De derde astronaut was de 36-jarige Fred Haise. Haise was back-up astronaut tijdens Apollo 8 en Apollo 11.

Alle bemanningsleden hadden, voordat ze astronaut werden, ervaring met het uitvoeren van testvluchten en dat betekende dat ze bekend waren met het oplossen van problemen tijdens een vlucht. Die ervaring zou uitermate van pas komen tijdens de Apollo 13-missie.

Bemanning Apollo 13
De bemanning van de Apollo 13. Credit: NASA

‘Houston, we’ve had a problem’

Apollo 13 werd op 11 april 1970 gelanceerd. De Apollo bestond uit twee onafhankelijke ruimtevaartuigen die door middel van een sluis met elkaar waren verbonden: de orbiter Odyssey en de lander Aquarius. Tijdens de reis vaan de Maan verbleef de bemanning in de Odyssey.

Op de avond van de 13de april 1970, de bemanning was toen een slordige 320.000 kilometer van de Aarde verwijderd, zag mission controller Sy Liebergot een waarschuwing van een lage druk in een waterstoftank van de Odyssey.

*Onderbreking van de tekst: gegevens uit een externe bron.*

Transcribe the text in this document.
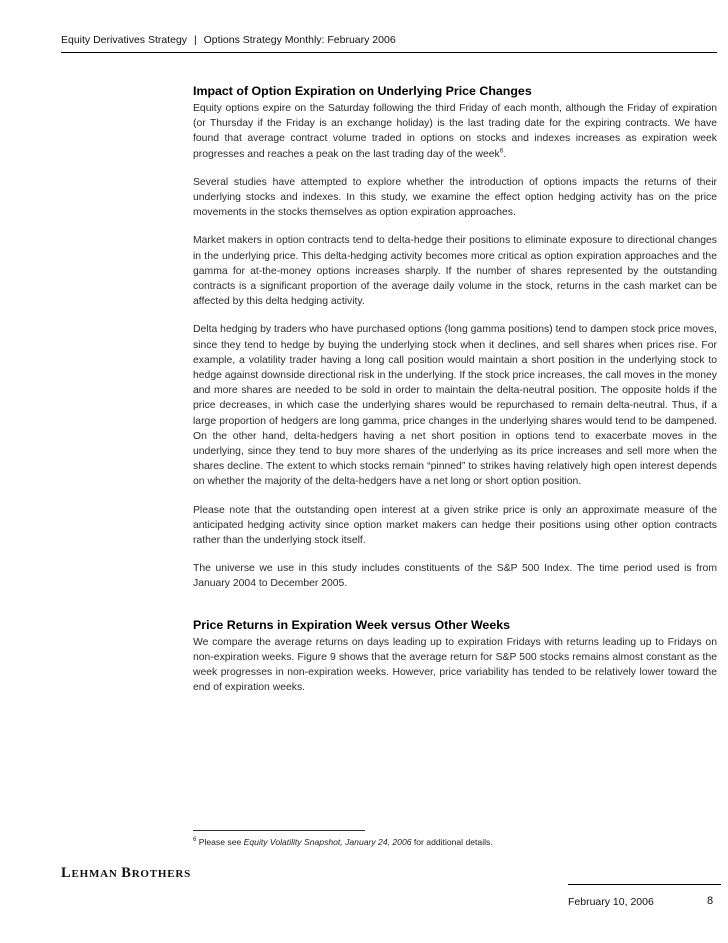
Equity Derivatives Strategy | Options Strategy Monthly: February 2006
Impact of Option Expiration on Underlying Price Changes

Equity options expire on the Saturday following the third Friday of each month, although the Friday of expiration (or Thursday if the Friday is an exchange holiday) is the last trading date for the expiring contracts. We have found that average contract volume traded in options on stocks and indexes increases as expiration week progresses and reaches a peak on the last trading day of the week$^6$.

Several studies have attempted to explore whether the introduction of options impacts the returns of their underlying stocks and indexes. In this study, we examine the effect option hedging activity has on the price movements in the stocks themselves as option expiration approaches.

Market makers in option contracts tend to delta-hedge their positions to eliminate exposure to directional changes in the underlying price. This delta-hedging activity becomes more critical as option expiration approaches and the gamma for at-the-money options increases sharply. If the number of shares represented by the outstanding contracts is a significant proportion of the average daily volume in the stock, returns in the cash market can be affected by this delta hedging activity.

Delta hedging by traders who have purchased options (long gamma positions) tend to dampen stock price moves, since they tend to hedge by buying the underlying stock when it declines, and sell shares when prices rise. For example, a volatility trader having a long call position would maintain a short position in the underlying stock to hedge against downside directional risk in the underlying. If the stock price increases, the call moves in the money and more shares are needed to be sold in order to maintain the delta-neutral position. The opposite holds if the price decreases, in which case the underlying shares would be repurchased to remain delta-neutral. Thus, if a large proportion of hedgers are long gamma, price changes in the underlying shares would tend to be dampened. On the other hand, delta-hedgers having a net short position in options tend to exacerbate moves in the underlying, since they tend to buy more shares of the underlying as its price increases and sell more when the shares decline. The extent to which stocks remain “pinned” to strikes having relatively high open interest depends on whether the majority of the delta-hedgers have a net long or short option position.

Please note that the outstanding open interest at a given strike price is only an approximate measure of the anticipated hedging activity since option market makers can hedge their positions using other option contracts rather than the underlying stock itself.

The universe we use in this study includes constituents of the S&P 500 Index. The time period used is from January 2004 to December 2005.

Price Returns in Expiration Week versus Other Weeks

We compare the average returns on days leading up to expiration Fridays with returns leading up to Fridays on non-expiration weeks. Figure 9 shows that the average return for S&P 500 stocks remains almost constant as the week progresses in non-expiration weeks. However, price variability has tended to be relatively lower toward the end of expiration weeks.

$^6$ Please see Equity Volatility Snapshot, January 24, 2006 for additional details.
LEHMAN BROTHERS
February 10, 2006	8
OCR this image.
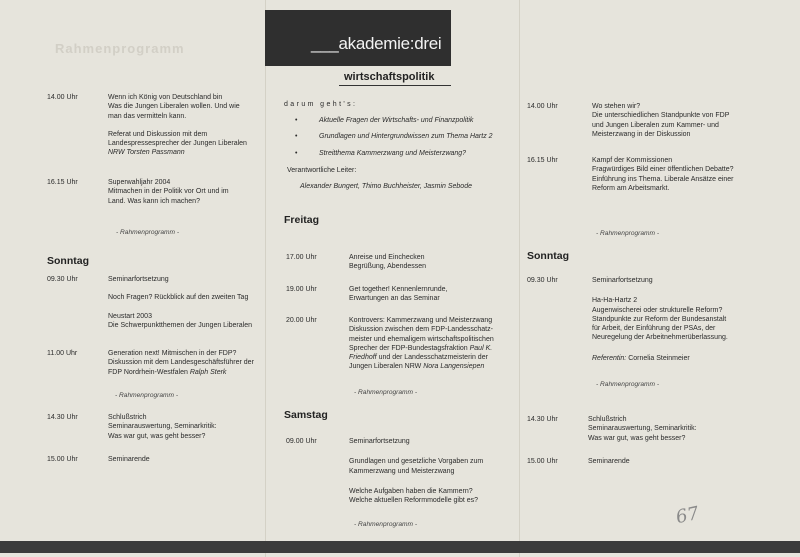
Rahmenprogramm	___akademie:drei
wirtschaftspolitik
14.00 Uhr	Wenn ich König von Deutschland bin
Was die Jungen Liberalen wollen. Und wie
man das vermitteln kann.

Referat und Diskussion mit dem
Landespressesprecher der Jungen Liberalen
NRW Torsten Passmann

16.15 Uhr	Superwahljahr 2004
Mitmachen in der Politik vor Ort und im
Land. Was kann ich machen?

- Rahmenprogramm -
Sonntag
09.30 Uhr	Seminarfortsetzung

Noch Fragen? Rückblick auf den zweiten Tag

Neustart 2003
Die Schwerpunktthemen der Jungen Liberalen

11.00 Uhr	Generation next! Mitmischen in der FDP?
Diskussion mit dem Landesgeschäftsführer der
FDP Nordrhein-Westfalen Ralph Sterk

- Rahmenprogramm -
14.30 Uhr	Schlußstrich
Seminarauswertung, Seminarkritik:
Was war gut, was geht besser?

15.00 Uhr	Seminarende

darum geht's:
•	Aktuelle Fragen der Wirtschafts- und Finanzpolitik
•	Grundlagen und Hintergrundwissen zum Thema Hartz 2
•	Streitthema Kammerzwang und Meisterzwang?
Verantwortliche Leiter:
Alexander Bungert, Thimo Buchheister, Jasmin Sebode
Freitag
17.00 Uhr	Anreise und Einchecken
Begrüßung, Abendessen

19.00 Uhr	Get together! Kennenlernrunde,
Erwartungen an das Seminar

20.00 Uhr	Kontrovers: Kammerzwang und Meisterzwang
Diskussion zwischen dem FDP-Landesschatz-
meister und ehemaligem wirtschaftspolitischen
Sprecher der FDP-Bundestagsfraktion Paul K.
Friedhoff und der Landesschatzmeisterin der
Jungen Liberalen NRW Nora Langensiepen

- Rahmenprogramm -
Samstag
09.00 Uhr	Seminarfortsetzung

Grundlagen und gesetzliche Vorgaben zum
Kammerzwang und Meisterzwang

Welche Aufgaben haben die Kammern?
Welche aktuellen Reformmodelle gibt es?

- Rahmenprogramm -
14.00 Uhr	Wo stehen wir?
Die unterschiedlichen Standpunkte von FDP
und Jungen Liberalen zum Kammer- und
Meisterzwang in der Diskussion

16.15 Uhr	Kampf der Kommissionen
Fragwürdiges Bild einer öffentlichen Debatte?
Einführung ins Thema. Liberale Ansätze einer
Reform am Arbeitsmarkt.

- Rahmenprogramm -
Sonntag
09.30 Uhr	Seminarfortsetzung

Ha-Ha-Hartz 2
Augenwischerei oder strukturelle Reform?
Standpunkte zur Reform der Bundesanstalt
für Arbeit, der Einführung der PSAs, der
Neuregelung der Arbeitnehmerüberlassung.

Referentin: Cornelia Steinmeier

- Rahmenprogramm -
14.30 Uhr	Schlußstrich
Seminarauswertung, Seminarkritik:
Was war gut, was geht besser?

15.00 Uhr	Seminarende

67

Het signaal zou een probleem kunnen betekenen of kunnen aanduiden dat de waterstof gemengd zou moeten worden door middel van verwarmen van de tank. Dit werd een “cryo stir” genoemd en moest voorkomen dat het superkoude gas zich in lagen zou verdelen in de tank.

Swigert zette de schakelaar om voor deze routineprocedure. Een moment later schudde het hele ruimtevaartuig rond de geschrokken bemanning. Alarmen gingen af in de Odyssey en in Mision Control toen ook de zuurstofdruk en de energievoorziening wegviel. De bemanning gaf dit door aan Mission Control. De woorden die Swigert uitsprak werden legendarisch: “Houston, we’ve had a problem”. (In 1995 verscheen de film Apollo 13 en daar werd de zin van Swigert omgezet naar “Houston we have a problem”, bovendien is het in de film James Lovell die deze woorden uitspreekt en niet Swigert).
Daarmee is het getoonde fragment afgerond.